Obviously it isn't all just tech that causes this, culture has a big part to do with it.
It feels like the scenario in the phoenix project almost, it'd be funny if it wasn't so serious.
akra|5 years ago
Some of the things you mention are red flags though at least to me having worked in them before - for me they normally make me question the companies management. The biggest one seen in a previous place I worked IMO - is buy vs build as much as possible off the shelf. How many successful tech first companies who have disrupted actually use that model for their core platform? The companies I've seen get away with it until they face competitive pressure OR technology isn't their primary advantage. In fact as you get to a certain size it can make sense to build your own and reduce your vendor count + ongoing costs and take advantage of your economies of scale. How many big tech firms rewrite db's, parts, dev-ops tools or are at least open to when the advantage is there? The successful tech first companies often do, even if they were once things like book stores where it "wasn't their core business". They even open source their components often to support their business and give their tech people more cred; allowing them to attract even more tech talent. The most successful/nice to work tech places usually err to building when it concerns their platform, with some pragmatism thrown in to use modern tooling from elsewhere if required normally open source but can be bought if it offers nothing of differentiation (e.g. cloud products, databases, etc).

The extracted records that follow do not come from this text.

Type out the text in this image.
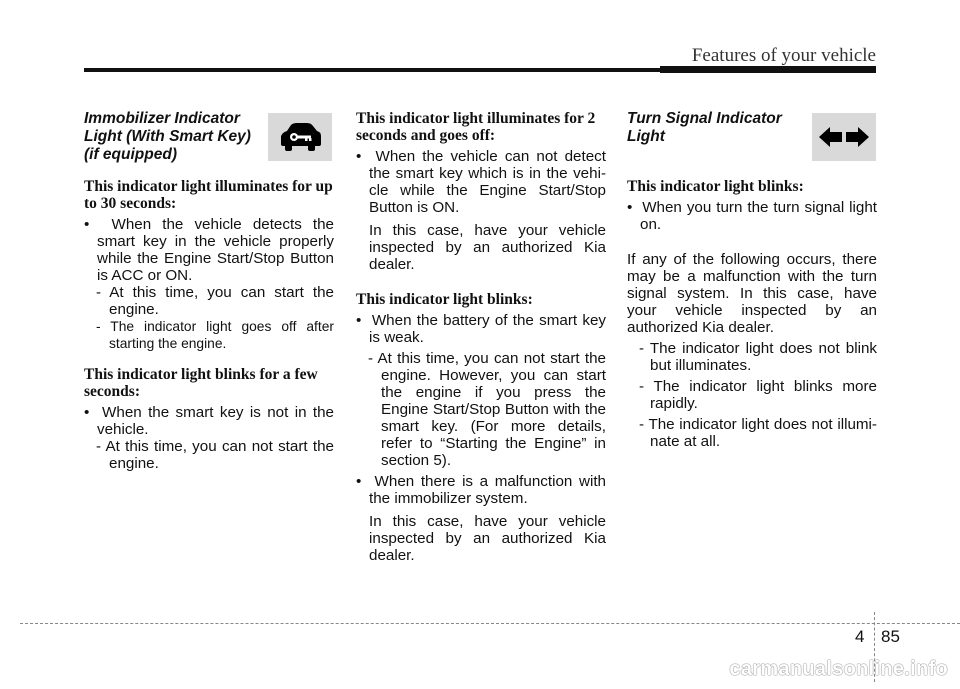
Features of your vehicle
Immobilizer Indicator
Light (With Smart Key)
(if equipped)

This indicator light illuminates for up to 30 seconds:

•  When the vehicle detects the smart key in the vehicle properly while the Engine Start/Stop Button is ACC or ON.

- At this time, you can start the engine.

- The indicator light goes off after starting the engine.

This indicator light blinks for a few seconds:

•  When the smart key is not in the vehicle.

- At this time, you can not start the engine.

This indicator light illuminates for 2 seconds and goes off:

•  When the vehicle can not detect the smart key which is in the vehi-cle while the Engine Start/Stop Button is ON.

In this case, have your vehicle inspected by an authorized Kia dealer.

This indicator light blinks:

•  When the battery of the smart key is weak.

- At this time, you can not start the engine. However, you can start the engine if you press the Engine Start/Stop Button with the smart key. (For more details, refer to “Starting the Engine” in section 5).

•  When there is a malfunction with the immobilizer system.

In this case, have your vehicle inspected by an authorized Kia dealer.

Turn Signal Indicator
Light

This indicator light blinks:

•  When you turn the turn signal light on.

If any of the following occurs, there may be a malfunction with the turn signal system. In this case, have your vehicle inspected by an authorized Kia dealer.

- The indicator light does not blink but illuminates.

- The indicator light blinks more rapidly.

- The indicator light does not illumi-nate at all.

4 85
carmanualsonline.info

Cloud is just a potential enabler IMO; you still need the culture to execute. A big corporation has a lot of interacting requirements, and needs the long term flexibility to change it without being on the hook in a vendor's backlog competing with other firms. It also potentially leaks your roadmap to other competitors. Common business software (e.g. document writing, email, chat, etc) are the exception; if your a big corp your usually in a monopoly/oligopoly position - there aren't too many people doing what you do at the scale you are and most vendor solutions are really just "outsourced builds"; where the long term flexibility as the vendor pivots/changes deteriorates.